Rising Sun
    Category: Main Features By : Gloria Haraito Read : 1628 Date : Monday, October 13, 2014 - 11:01:08


    Roy Rubianto for Forbes Indonesia

    Launched a decade ago but never completed, Jakarta’s monorail project is slated to rise again. It is perhaps fitting the point man on the monorail is Edward Soeryadjaya, 66, whose profile is now on the rise as well with this project. After spending years with little attention focused on him, Edward now has a very visible role as the head of the company spearheading the $1.5 billion project, which goes under the name Jakarta Eco Transport Monorel.

    Edward’s name is familiar to many. His father founded Astra International, the largest company in the country today. Edward’s name, unfortunately, is usually linked to the family’s loss of Astra in the early 1990s due to debts held by Bank Summa, headed by Edward at the time.

    Now Edward has a chance to play a major positive role by completing the monorail, and thus helps alleviate some of Jakarta’s traffic woes. The half-finished columns of monorail project, abandoned in 2008, are a symbol of the city’s infrastructure shortcomings. “You can already foresee that traffic will be coming to a standstill unless the city government solves the problem,” says Edward, president commissioner of Jakarta Monorail and chairman of Ortus, at his office in Jakarta in July.

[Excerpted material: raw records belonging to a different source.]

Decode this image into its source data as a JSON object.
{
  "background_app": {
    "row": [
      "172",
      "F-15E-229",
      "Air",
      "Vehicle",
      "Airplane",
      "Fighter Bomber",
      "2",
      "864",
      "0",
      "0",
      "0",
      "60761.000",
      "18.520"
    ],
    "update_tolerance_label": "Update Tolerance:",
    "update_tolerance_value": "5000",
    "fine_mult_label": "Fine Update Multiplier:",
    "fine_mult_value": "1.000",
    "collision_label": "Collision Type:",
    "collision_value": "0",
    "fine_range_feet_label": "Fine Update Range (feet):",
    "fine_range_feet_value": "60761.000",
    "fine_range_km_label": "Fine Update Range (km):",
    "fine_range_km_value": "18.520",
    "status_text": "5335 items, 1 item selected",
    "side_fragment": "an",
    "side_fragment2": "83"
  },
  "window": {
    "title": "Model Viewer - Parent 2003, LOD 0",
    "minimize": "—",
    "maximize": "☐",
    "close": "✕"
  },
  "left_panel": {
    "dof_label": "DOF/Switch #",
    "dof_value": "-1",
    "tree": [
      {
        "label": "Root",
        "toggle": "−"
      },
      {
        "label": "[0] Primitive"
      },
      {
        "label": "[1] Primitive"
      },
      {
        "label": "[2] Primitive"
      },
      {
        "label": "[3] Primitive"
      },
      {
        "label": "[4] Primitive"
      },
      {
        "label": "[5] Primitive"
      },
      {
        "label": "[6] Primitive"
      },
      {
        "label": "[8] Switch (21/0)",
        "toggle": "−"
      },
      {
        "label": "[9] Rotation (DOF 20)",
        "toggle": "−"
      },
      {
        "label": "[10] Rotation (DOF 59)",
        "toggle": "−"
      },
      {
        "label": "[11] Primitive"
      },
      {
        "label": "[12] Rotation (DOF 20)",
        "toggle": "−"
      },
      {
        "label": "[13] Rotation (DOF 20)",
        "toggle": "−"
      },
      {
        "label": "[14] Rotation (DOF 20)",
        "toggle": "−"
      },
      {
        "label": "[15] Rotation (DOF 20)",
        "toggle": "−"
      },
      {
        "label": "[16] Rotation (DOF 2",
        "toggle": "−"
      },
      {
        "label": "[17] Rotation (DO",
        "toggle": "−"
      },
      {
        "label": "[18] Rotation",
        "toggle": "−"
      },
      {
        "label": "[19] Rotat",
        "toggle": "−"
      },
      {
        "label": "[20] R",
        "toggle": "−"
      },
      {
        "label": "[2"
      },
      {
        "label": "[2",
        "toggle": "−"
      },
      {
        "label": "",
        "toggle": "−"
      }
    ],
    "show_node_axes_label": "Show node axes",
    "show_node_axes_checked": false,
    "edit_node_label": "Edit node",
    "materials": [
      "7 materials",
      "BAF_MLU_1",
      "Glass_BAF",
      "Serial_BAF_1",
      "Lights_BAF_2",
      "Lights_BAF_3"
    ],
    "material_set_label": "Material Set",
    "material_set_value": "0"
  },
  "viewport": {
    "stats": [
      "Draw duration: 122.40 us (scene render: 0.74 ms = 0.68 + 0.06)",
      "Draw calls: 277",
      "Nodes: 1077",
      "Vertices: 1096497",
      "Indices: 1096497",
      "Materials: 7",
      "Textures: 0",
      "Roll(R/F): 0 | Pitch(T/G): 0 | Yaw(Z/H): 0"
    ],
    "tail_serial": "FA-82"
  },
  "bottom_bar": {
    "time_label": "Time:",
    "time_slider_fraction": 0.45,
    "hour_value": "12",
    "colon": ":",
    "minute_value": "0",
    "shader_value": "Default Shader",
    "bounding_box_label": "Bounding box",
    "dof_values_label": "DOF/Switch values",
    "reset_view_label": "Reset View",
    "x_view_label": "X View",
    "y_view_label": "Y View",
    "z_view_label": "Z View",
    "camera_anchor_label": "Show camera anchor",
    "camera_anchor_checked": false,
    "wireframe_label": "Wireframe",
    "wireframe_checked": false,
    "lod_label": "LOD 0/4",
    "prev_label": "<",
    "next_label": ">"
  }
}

    Yet the project faces an uncertain future, and could even be cancelled—again. Recently Jakarta Deputy Governor Basuki “Ahok” Tjahaja Purnama said that Jakarta government is still waiting for Ortus to file all its paperwork, and if it cannot be filed, the DKI Jakarta Government will cancel the project. The deadline was in September, but has Forbes Indonesia went to press, there was no word from the government on its verdict.

    One requirement also asked of Ortus is to provide 5% of the project’s total $1.5 billion cost ($75 million). Edward says the agreement with the Jakarta government only required a 1.5% deposit ($22.5 million). “We just follow the regulations. The 5% amount is for civil work. We are not a civil contractor, we are the owner of concession. Our obligation is only for a 1.5%,” says Edward.